Page 1 of 1
Posted: Thu Mar 18, 2004 10:38 pm
by smurphius
how hot was the water you used? also, what did you use to clean it with?
Re: gummy valves
Posted: Thu Mar 18, 2004 10:38 pm
by WoodSheddin
euphman wrote:I'll post this on the new site as well as the old one. I cleaned my Willson euph about a week ago and have very gummy valves. I use alisyn to lubricate, but it only helps for a few minutes before the sluggish state returns. Any ideas?
Sounds like there is still gunk in there that got worked loose. Maybe clean again?
Posted: Fri Mar 19, 2004 12:27 am
by Rick F
Phartinoogan wrote:Also, it helps to clean out the valve guide slot
Good suggestion. A square match stick works good for this. Won't scratch the valve casing.
Posted: Fri Mar 19, 2004 2:07 pm
by The Impaler
euphman,
I had the exact same experience years ago with my Willson and that synthetic valve oil stuff that you're only supposed to use a couple of drops on each valve. My valves worked incredibly well for a few weeks, then became so sluggish that no amount of oil (of any kind) would help. I had to re-clean all my valves and just use the regular stuff again. Never had any valve problems since then. Hope this helps.

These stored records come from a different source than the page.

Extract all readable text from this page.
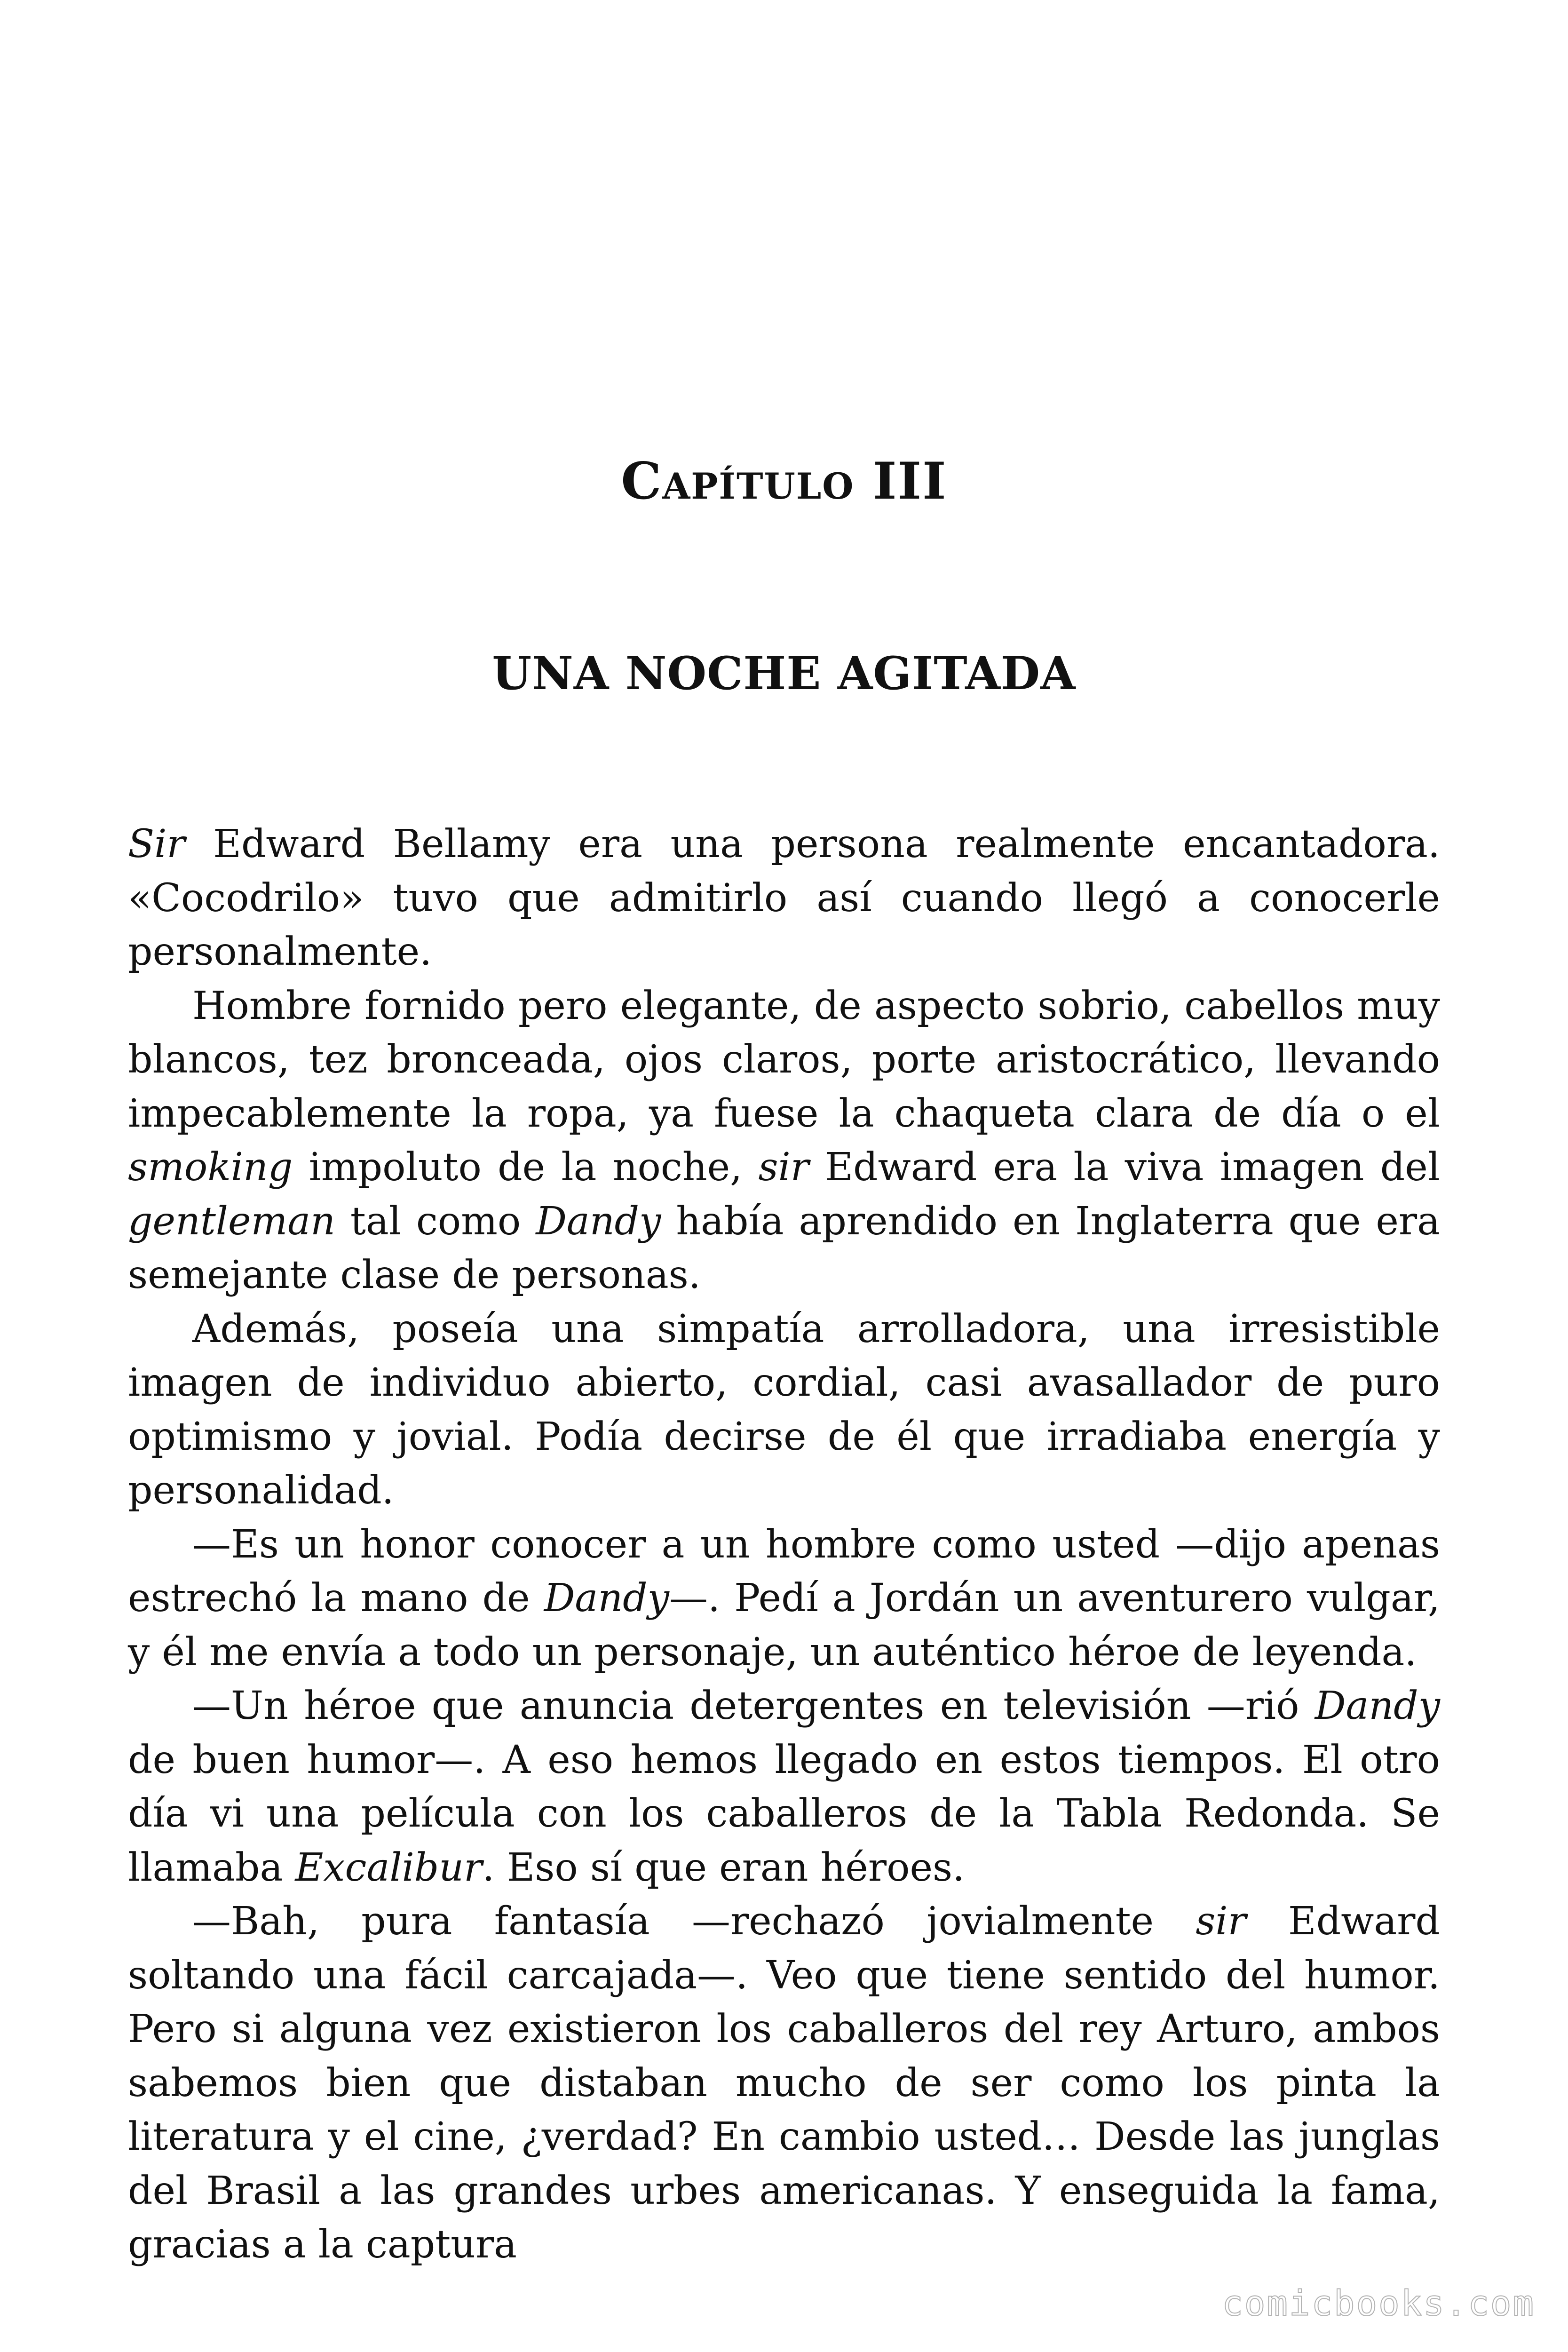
Capítulo III
UNA NOCHE AGITADA

Sir Edward Bellamy era una persona realmente encantadora. «Cocodrilo» tuvo que admitirlo así cuando llegó a conocerle personalmente.

Hombre fornido pero elegante, de aspecto sobrio, cabellos muy blancos, tez bronceada, ojos claros, porte aristocrático, llevando impecablemente la ropa, ya fuese la chaqueta clara de día o el smoking impoluto de la noche, sir Edward era la viva imagen del gentleman tal como Dandy había aprendido en Inglaterra que era semejante clase de personas.

Además, poseía una simpatía arrolladora, una irresistible imagen de individuo abierto, cordial, casi avasallador de puro optimismo y jovial. Podía decirse de él que irradiaba energía y personalidad.

—Es un honor conocer a un hombre como usted —dijo apenas estrechó la mano de Dandy—. Pedí a Jordán un aventurero vulgar, y él me envía a todo un personaje, un auténtico héroe de leyenda.

—Un héroe que anuncia detergentes en televisión —rió Dandy de buen humor—. A eso hemos llegado en estos tiempos. El otro día vi una película con los caballeros de la Tabla Redonda. Se llamaba Excalibur. Eso sí que eran héroes.

—Bah, pura fantasía —rechazó jovialmente sir Edward soltando una fácil carcajada—. Veo que tiene sentido del humor. Pero si alguna vez existieron los caballeros del rey Arturo, ambos sabemos bien que distaban mucho de ser como los pinta la literatura y el cine, ¿verdad? En cambio usted… Desde las junglas del Brasil a las grandes urbes americanas. Y enseguida la fama, gracias a la captura

comicbooks.com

Posted: Tue Apr 13, 2004 10:34 am
by CJ Krause
***
Posted: Tue Apr 13, 2004 11:46 am
by tubathig
I agree with Charlie, denatured alcohol works real well to cut the gunk off of your valve cylinders. Another thing that you might try is liquid lava soap. I have used it on my 3/4 CC before and it works quite well. The only thing is that you have to make sure that you get all of it out. I would suggest using a water hose to rinse it with. The pumice should not be too abrasive on the pistons or the cylinders and it will definitely cut the grime.
cleaning Valves
Posted: Tue Apr 13, 2004 4:34 pm
by Paul S
bbtubaman wrote:With Allisyn, you can never put any other oil on ur valves, not even one drop or it will get slugish and i have seen them freeze.
When I first got my Yamaha F 621, I had problems with 1 & 3 really dragging no matter how I cleaned and oiled it. Tim Olt, tuba/euph prof at BGSU and also a certified tech, took carborator cleaner and a nappy cloth through both valves, wiped them down again clean and dry and then oiled the pistons before replacing them.

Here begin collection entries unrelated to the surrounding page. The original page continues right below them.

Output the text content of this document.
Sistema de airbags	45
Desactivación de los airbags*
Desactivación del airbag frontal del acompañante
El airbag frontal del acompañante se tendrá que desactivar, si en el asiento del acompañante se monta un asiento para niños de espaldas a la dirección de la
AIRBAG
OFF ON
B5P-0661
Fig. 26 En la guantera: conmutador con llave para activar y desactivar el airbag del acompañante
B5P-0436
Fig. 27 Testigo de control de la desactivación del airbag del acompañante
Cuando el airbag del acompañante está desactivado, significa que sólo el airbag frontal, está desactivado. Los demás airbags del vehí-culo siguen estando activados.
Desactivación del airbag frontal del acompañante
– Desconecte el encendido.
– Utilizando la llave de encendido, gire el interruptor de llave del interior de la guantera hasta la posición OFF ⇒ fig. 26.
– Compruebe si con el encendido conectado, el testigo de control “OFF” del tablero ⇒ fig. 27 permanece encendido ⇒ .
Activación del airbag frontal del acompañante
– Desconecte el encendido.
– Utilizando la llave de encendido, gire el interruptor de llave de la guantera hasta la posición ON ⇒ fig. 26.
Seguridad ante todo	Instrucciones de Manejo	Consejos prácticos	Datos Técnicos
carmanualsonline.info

They ran as smooth as silk and gunk & deposits that I could not see or remove with regular cleaning was left on the rags. This was on a silver horn that I thought should have shown the grime with as shiny as the inside appeared. It had just had a fairly recent chem cleaning too. The cleaner really did the job fast and well getting the grime that other trials missed.
It makes sense in that the carborator cleaner was made to break up residue quickly and easily in another type of piston ran mechanism without causing problems.